Mais au delà de cette affaire, nul n'ignore que les évasions et fraudes fiscales au sein d'une Europe non harmonisée fiscalement s'élèvent à des centaines de milliards. Valéry Giscard d'Estaing vient dans son dernier livre « Europa », d'ailleurs curieusement passé sous silence, d'en faire la proposition. François Hollande se serait grandi en reprenant ce thème à son compte.

Le second grand domaine est celui de l'investissement. François Hollande a fait miroiter les merveilles à attendre de la transition énergétique et de la lutte contre le réchauffement. Soit, mais avec quel argent? Précédemment nous avions montré que pour résoudre le problème du manque de ressources budgétaires et résoudre à l'occasion le problème du la dette, les gouvernements européens devaient modifier les statuts de la Banque centrale européenne de façon à ce que celle-ci puisse créer des euros en quantités suffisantes, puis les prêter aux gouvernements (et non aux banques) à condition que ceux-ci les affectent à des fonds d'investissement productif.

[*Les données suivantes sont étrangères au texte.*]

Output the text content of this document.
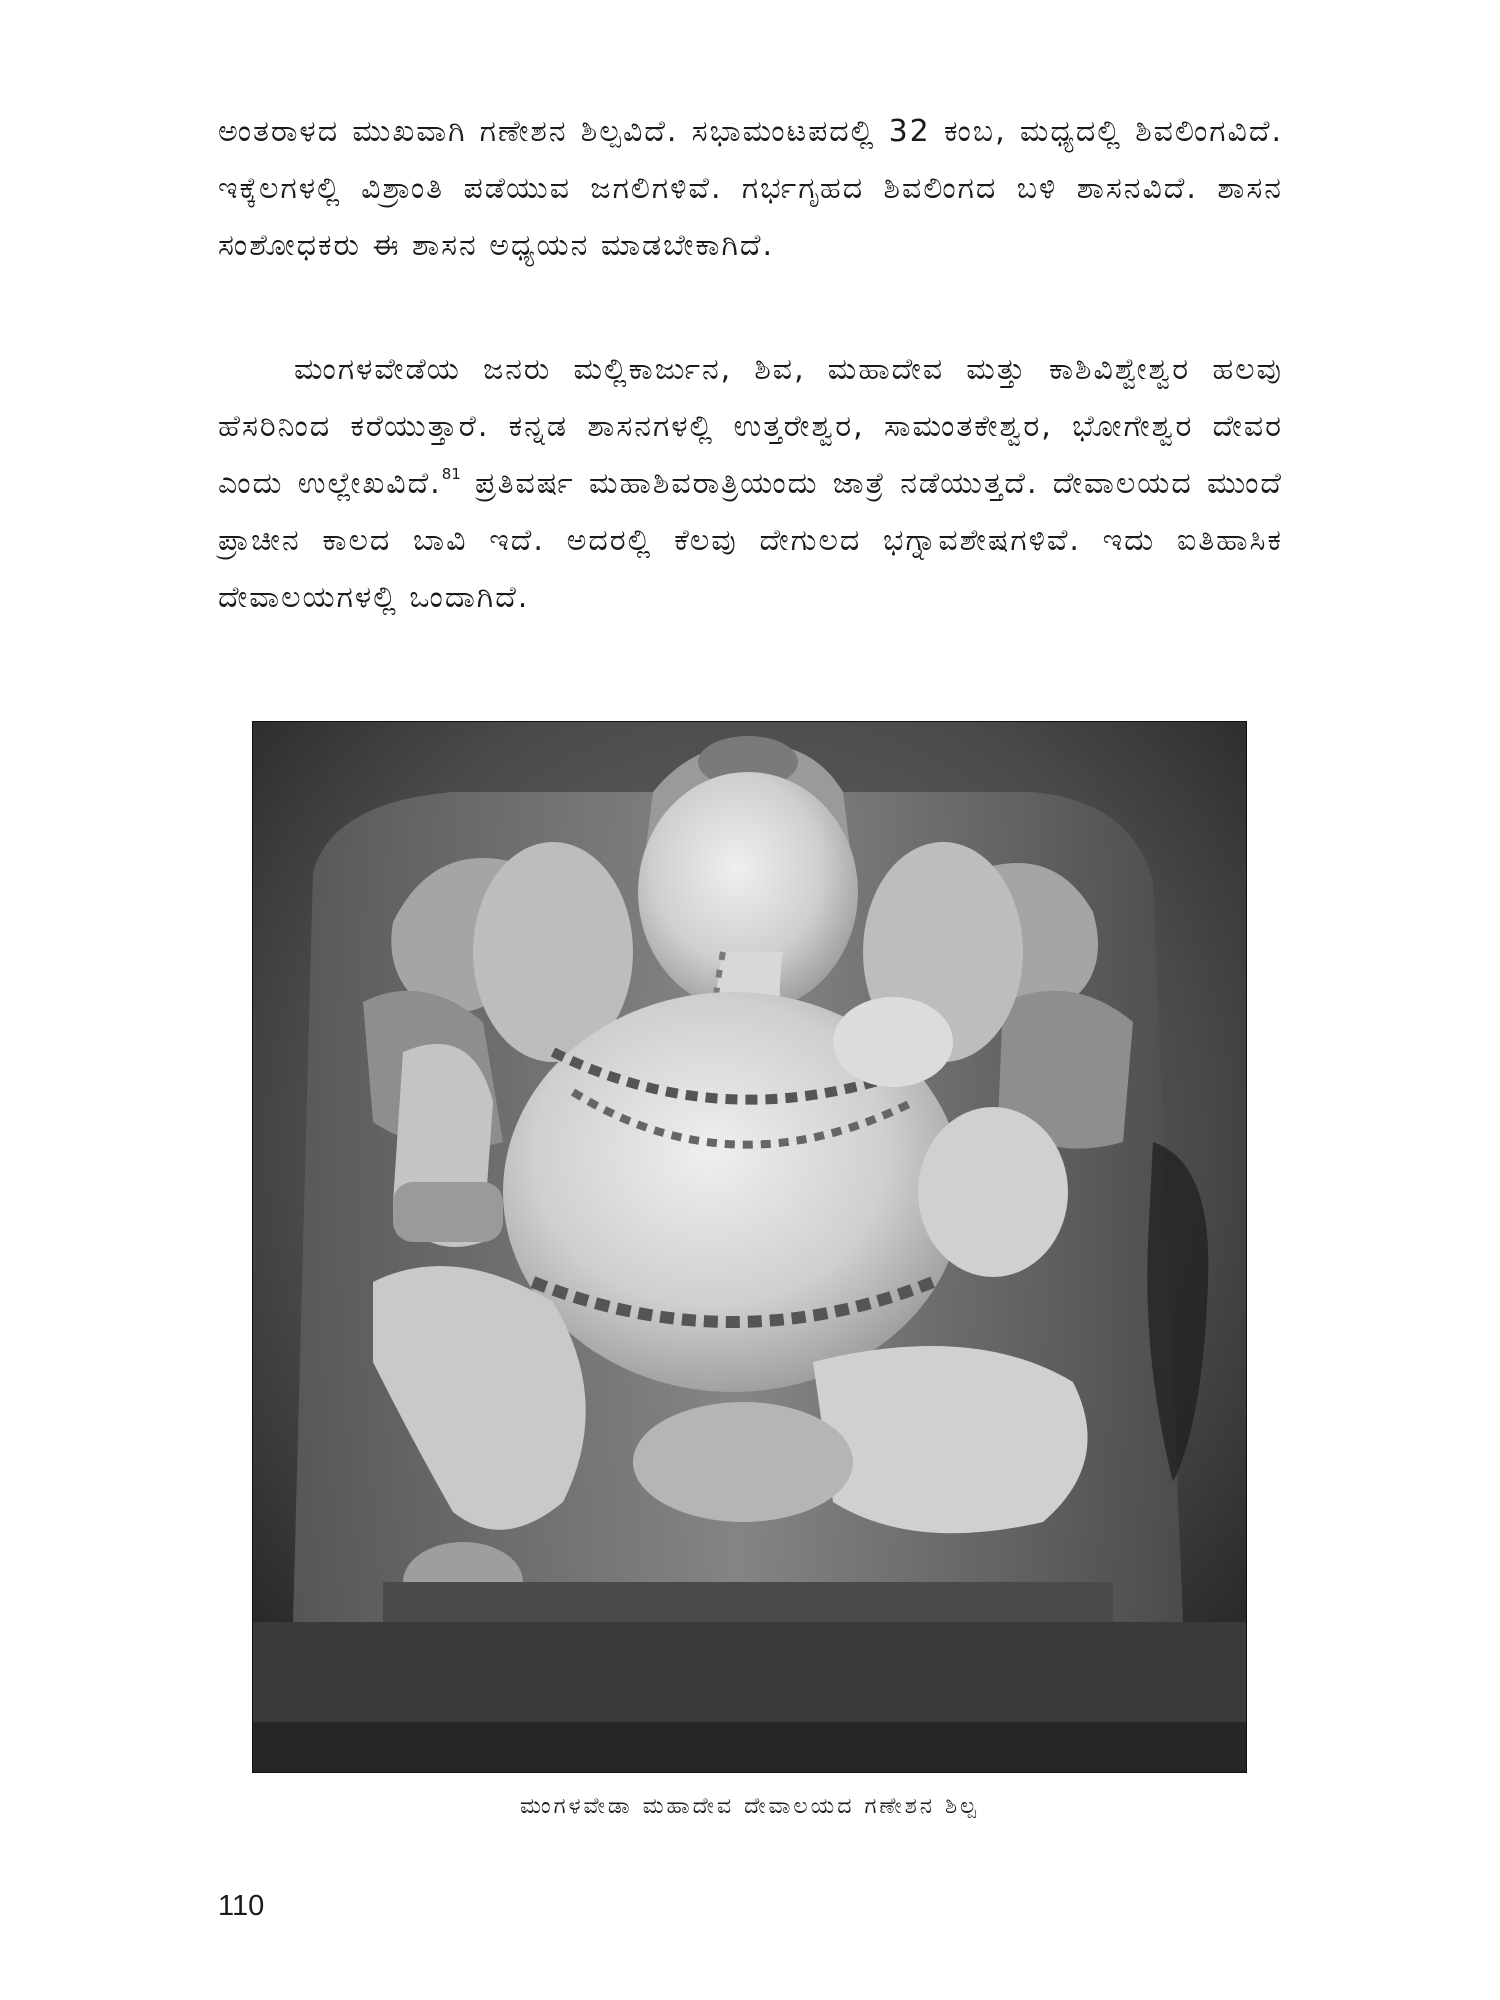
ಅಂತರಾಳದ ಮುಖವಾಗಿ ಗಣೇಶನ ಶಿಲ್ಪವಿದೆ. ಸಭಾಮಂಟಪದಲ್ಲಿ 32 ಕಂಬ, ಮಧ್ಯದಲ್ಲಿ ಶಿವಲಿಂಗವಿದೆ. ಇಕ್ಕೆಲಗಳಲ್ಲಿ ವಿಶ್ರಾಂತಿ ಪಡೆಯುವ ಜಗಲಿಗಳಿವೆ. ಗರ್ಭಗೃಹದ ಶಿವಲಿಂಗದ ಬಳಿ ಶಾಸನವಿದೆ. ಶಾಸನ ಸಂಶೋಧಕರು ಈ ಶಾಸನ ಅಧ್ಯಯನ ಮಾಡಬೇಕಾಗಿದೆ.

ಮಂಗಳವೇಡೆಯ ಜನರು ಮಲ್ಲಿಕಾರ್ಜುನ, ಶಿವ, ಮಹಾದೇವ ಮತ್ತು ಕಾಶಿವಿಶ್ವೇಶ್ವರ ಹಲವು ಹೆಸರಿನಿಂದ ಕರೆಯುತ್ತಾರೆ. ಕನ್ನಡ ಶಾಸನಗಳಲ್ಲಿ ಉತ್ತರೇಶ್ವರ, ಸಾಮಂತಕೇಶ್ವರ, ಭೋಗೇಶ್ವರ ದೇವರ ಎಂದು ಉಲ್ಲೇಖವಿದೆ.$^{81}$ ಪ್ರತಿವರ್ಷ ಮಹಾಶಿವರಾತ್ರಿಯಂದು ಜಾತ್ರೆ ನಡೆಯುತ್ತದೆ. ದೇವಾಲಯದ ಮುಂದೆ ಪ್ರಾಚೀನ ಕಾಲದ ಬಾವಿ ಇದೆ. ಅದರಲ್ಲಿ ಕೆಲವು ದೇಗುಲದ ಭಗ್ನಾವಶೇಷಗಳಿವೆ. ಇದು ಐತಿಹಾಸಿಕ ದೇವಾಲಯಗಳಲ್ಲಿ ಒಂದಾಗಿದೆ.

ಮಂಗಳವೇಡಾ ಮಹಾದೇವ ದೇವಾಲಯದ ಗಣೇಶನ ಶಿಲ್ಪ

110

Si François Hollande, au lieu de se noyer dans l'évocation de réformettes franoo-françaises dont personne ne constate la mise en application, avait annoncé qu'il se battrait jusqu'à ce que mort s'en suive avec ses partenaires européens pour obtenir d'eux ces réformes, l'enthousiasme des téléspectateurs aurait été grand. De deux choses l'une en effet. Ou bien il ne réussirait jamais à ébranler les gouvernements européens, bien conseillés par la finance internationale, et ses exigences n'aboutiraient pas. mais il aurait eu au moins le mérite de les tenter.

Ou bien au contraire, devant une crise qui ne cessera de s'aggraver, ses propositions auraient convaincu un nombre suffisant de gouvernements européens, eux-mêmes pressés d'agir par leurs opinions publiques. Alors l'Europe se débarasserait de ses blocages, la France n'hésiterait plus à s'affirmer comme un des ses leaders...

Et François Hollande, pour reprendre notre expression introductive, entrerait dans l'Histoire. Au contraire d'Obama qui s'est révélé à l'usage n'être que le pantin de Wall Street, il montrerait qu'il n'est pas le pantin de « son ennemi, la finance » dénoncée par lui avec véhémence lors de la campagne électorale.

Malheureusement, on peut craindre que, durant la seconde moitié de son septennat, il n'ait pas le courage d'entreprendre qu'il n'a pas fait durant la première.